I've been tinkering with Python all day today... it's pretty slick. Just for practice, I tried to cobble together a tripcode decoder that would let you have "real" words in your tripcode as !WAHa and Sling and others do, and it actually came out better than I thought it would be. I'm aware there's already a program that does this, but if memory serves me, it's Windows-only and in Japanese besides. My script is kind of dumb in the way it goes about things -- it basically just tears through random strings until it finds one that fits -- but I've tested it repeatedly and it seems to work. If you'd like to check it out, nab it here:
http://www.anre.org/crap/detripper.bz2
Of course, you may need to modify the hashbang line depending on where Python is on your machine, and don't forget those execute bits, people... Use "-h" for help.
First person to ask how to get this to run on Windows gets pointed and laughed at.
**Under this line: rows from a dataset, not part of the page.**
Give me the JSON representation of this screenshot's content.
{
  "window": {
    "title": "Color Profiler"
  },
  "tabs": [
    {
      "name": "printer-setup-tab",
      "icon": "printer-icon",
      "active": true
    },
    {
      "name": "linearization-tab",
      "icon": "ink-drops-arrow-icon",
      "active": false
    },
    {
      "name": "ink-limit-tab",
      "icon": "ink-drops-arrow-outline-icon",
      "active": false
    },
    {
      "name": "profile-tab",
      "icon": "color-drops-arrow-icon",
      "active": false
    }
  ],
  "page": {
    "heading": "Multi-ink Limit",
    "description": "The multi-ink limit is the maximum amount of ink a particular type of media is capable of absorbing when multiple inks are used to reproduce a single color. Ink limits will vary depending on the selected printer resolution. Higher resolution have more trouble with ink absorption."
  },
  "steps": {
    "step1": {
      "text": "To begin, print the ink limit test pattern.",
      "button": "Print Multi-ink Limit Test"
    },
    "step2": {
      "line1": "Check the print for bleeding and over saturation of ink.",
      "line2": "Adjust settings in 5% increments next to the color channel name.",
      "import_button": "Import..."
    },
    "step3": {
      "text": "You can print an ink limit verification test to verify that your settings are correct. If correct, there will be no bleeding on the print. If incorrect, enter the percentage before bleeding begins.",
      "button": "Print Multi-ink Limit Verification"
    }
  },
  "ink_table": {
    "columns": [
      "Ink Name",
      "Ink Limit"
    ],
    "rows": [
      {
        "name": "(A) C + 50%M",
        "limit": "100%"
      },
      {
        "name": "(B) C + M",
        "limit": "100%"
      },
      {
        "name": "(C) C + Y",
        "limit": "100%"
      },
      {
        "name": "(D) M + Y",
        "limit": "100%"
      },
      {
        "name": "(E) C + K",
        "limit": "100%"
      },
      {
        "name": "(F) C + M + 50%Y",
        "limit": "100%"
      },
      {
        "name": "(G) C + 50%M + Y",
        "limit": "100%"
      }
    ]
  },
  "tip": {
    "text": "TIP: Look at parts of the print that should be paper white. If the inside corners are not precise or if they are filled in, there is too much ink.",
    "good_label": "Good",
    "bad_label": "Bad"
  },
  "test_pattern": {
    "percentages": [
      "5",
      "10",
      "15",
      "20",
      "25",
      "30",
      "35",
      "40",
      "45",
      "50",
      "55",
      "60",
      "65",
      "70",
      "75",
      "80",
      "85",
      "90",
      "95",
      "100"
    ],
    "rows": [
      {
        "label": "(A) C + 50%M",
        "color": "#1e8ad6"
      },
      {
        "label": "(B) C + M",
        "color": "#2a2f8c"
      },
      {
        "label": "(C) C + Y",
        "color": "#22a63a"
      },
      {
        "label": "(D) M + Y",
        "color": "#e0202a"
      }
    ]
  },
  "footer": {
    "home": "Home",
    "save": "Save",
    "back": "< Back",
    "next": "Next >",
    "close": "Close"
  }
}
>>408 That'd likely work; there's not much call for tripcode cracking. That said, make sure you at least make a note that it's not a perfect system, and whatever key they use, don't make it your password for anything else!
A note of caution: Some characters (like &<>"',) get translated into HTML entities, and can push the rest of the characters off the end of the 8-character limit. This is essentially a bug, but is implemented in Wakaba and Kareha for bug-by-bug compatibility with the original implementation.